The board of Spanish steel maker Acerinox announced on Monday that it was walking away from preliminary talks with Dutch rival Aperam for a potential tie-up that would have created a European stainless steel giant.
“The board of the company in a meeting today agreed unanimously not to continue with the preliminary talks with Aperam to evaluate a possible corporate operation,” Acerinox said on Monday in a filing to Spain’s stock market regulator.
The two companies disclosed last week that they had opened talks about a possible merger but that no agreement regarding scope, structure or the terms of a potential deal had yet been reached.
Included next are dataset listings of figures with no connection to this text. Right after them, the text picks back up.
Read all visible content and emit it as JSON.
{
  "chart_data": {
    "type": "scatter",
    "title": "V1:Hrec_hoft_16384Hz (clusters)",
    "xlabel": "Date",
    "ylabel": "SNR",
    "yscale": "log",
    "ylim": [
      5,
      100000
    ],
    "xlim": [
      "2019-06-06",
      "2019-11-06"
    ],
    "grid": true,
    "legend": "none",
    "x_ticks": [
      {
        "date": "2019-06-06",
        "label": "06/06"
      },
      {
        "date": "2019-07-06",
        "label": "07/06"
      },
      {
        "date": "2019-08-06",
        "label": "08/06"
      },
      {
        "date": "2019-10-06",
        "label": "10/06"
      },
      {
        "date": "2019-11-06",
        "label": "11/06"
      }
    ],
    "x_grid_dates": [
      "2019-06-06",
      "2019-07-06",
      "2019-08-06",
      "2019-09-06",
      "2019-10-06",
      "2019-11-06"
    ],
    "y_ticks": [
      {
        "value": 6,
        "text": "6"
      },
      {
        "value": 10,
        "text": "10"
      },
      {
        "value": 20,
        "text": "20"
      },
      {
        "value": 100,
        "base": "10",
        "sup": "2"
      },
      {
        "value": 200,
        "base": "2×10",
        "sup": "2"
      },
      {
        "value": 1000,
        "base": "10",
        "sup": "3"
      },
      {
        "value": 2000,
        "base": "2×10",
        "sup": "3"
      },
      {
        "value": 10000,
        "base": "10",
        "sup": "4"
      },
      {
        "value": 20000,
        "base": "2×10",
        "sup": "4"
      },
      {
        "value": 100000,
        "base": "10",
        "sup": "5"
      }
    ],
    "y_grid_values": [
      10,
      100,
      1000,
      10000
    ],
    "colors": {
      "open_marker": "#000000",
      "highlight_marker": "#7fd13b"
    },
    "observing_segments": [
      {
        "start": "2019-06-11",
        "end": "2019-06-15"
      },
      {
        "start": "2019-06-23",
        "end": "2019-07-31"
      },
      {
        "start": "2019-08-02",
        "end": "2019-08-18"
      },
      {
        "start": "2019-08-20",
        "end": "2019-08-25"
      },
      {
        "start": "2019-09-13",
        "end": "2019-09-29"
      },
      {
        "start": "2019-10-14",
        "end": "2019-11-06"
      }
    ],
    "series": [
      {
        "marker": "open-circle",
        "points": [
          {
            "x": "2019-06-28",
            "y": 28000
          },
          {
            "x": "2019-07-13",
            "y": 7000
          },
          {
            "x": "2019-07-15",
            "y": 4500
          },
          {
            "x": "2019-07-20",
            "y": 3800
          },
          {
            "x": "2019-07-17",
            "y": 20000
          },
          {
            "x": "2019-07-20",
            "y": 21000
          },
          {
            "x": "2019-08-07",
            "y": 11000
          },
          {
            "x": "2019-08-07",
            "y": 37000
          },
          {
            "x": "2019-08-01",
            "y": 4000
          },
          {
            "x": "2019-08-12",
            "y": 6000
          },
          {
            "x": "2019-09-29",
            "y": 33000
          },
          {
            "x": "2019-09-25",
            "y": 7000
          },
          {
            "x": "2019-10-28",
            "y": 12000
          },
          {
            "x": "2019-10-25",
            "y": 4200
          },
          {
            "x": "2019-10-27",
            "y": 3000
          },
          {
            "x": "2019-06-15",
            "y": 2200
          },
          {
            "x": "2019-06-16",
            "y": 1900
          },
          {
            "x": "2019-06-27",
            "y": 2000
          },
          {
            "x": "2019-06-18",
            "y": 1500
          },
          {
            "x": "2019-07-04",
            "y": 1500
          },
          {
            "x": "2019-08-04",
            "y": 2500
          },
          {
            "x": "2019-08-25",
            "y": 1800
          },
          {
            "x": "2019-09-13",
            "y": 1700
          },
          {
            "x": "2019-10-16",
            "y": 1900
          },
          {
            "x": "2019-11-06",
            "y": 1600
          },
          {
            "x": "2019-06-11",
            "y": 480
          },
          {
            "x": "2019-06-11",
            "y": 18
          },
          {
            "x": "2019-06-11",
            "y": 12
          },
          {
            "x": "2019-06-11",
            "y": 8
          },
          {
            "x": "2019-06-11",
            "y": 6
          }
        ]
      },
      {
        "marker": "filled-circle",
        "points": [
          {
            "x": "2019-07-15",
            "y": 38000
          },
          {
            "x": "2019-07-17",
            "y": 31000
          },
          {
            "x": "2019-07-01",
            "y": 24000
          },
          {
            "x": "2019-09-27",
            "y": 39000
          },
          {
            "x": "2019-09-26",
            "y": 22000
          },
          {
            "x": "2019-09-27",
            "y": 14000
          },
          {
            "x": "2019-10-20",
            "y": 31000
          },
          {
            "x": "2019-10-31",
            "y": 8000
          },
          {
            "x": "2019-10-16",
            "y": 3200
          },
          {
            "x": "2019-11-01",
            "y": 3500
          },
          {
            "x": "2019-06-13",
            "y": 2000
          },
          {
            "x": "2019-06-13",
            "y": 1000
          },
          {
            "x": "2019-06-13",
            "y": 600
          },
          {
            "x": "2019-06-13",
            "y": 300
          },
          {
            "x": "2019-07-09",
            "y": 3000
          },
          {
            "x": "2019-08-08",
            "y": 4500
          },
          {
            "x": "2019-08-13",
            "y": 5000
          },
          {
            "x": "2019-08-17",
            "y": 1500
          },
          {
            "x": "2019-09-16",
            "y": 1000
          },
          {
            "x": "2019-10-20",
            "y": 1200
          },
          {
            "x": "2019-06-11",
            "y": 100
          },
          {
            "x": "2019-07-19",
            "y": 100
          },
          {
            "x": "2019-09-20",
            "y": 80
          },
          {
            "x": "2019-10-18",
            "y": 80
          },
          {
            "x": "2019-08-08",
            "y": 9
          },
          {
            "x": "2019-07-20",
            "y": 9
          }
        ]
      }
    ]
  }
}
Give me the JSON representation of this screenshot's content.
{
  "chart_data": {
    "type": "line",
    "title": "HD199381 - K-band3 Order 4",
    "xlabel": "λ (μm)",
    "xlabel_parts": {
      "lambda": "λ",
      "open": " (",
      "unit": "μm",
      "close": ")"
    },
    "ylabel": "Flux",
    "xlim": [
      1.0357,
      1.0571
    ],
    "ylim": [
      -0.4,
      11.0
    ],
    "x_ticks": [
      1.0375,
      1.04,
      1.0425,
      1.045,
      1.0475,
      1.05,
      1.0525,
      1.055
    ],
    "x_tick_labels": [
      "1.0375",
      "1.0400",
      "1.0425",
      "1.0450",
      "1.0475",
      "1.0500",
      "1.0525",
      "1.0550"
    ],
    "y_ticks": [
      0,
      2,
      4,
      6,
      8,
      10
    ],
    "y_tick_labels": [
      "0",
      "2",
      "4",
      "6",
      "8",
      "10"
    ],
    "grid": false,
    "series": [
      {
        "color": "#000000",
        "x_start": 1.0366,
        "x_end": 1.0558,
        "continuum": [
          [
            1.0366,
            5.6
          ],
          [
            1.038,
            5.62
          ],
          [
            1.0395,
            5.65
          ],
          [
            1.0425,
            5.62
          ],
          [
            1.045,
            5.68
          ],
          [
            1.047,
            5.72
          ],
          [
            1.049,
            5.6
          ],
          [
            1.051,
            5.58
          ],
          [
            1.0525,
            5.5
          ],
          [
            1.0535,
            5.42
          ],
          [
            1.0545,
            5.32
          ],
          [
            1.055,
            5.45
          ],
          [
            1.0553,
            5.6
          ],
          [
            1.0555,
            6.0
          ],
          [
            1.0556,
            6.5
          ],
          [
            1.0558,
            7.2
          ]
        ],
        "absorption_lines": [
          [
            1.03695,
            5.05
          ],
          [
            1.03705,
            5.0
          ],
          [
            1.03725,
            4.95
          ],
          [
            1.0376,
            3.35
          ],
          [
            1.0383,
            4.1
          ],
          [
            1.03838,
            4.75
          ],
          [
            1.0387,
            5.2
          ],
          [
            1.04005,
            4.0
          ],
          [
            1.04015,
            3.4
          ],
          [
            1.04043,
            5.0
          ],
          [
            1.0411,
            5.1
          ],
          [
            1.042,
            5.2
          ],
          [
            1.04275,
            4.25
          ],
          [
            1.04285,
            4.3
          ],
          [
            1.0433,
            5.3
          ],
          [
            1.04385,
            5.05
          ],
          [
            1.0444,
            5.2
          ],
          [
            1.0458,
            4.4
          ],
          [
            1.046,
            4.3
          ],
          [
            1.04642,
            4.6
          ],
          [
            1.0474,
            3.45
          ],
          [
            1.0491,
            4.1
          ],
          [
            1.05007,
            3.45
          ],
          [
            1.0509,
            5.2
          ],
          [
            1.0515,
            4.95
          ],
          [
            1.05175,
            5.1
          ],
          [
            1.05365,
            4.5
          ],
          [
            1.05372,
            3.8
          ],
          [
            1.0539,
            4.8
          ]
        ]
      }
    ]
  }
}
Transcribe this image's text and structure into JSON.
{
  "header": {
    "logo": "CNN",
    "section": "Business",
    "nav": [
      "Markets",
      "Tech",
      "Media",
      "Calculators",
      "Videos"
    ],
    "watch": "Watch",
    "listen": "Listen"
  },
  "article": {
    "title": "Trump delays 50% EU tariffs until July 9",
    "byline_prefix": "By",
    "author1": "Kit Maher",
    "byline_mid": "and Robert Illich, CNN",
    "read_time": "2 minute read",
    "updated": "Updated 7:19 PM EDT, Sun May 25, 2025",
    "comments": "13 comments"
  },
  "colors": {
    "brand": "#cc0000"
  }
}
Such a deal would have run into intense scrutiny from the European competition authorities as the resulting company, with a capacity to produce 2.3 million tonnes of stainless steel a year, would have dwarfed current leader Finland’s Outokumpu, according to analysts.
Shares of Acerinox fell 4% immediately after the end of the merger talks was disclosed and traded 2.3% lower later in the afternoon. Shares of Aperam, which is controlled by the Mittal family, were trading 3% down on Monday afternoon in Amsterdam.
Both companies are worth close to 3.2 billion euros at current market prices.
Soaring steel prices have boosted both steel makers’ profitability to record levels. Acerinox’s net profit jumped 11-fold last year, while Aperam’s jumped almost six times.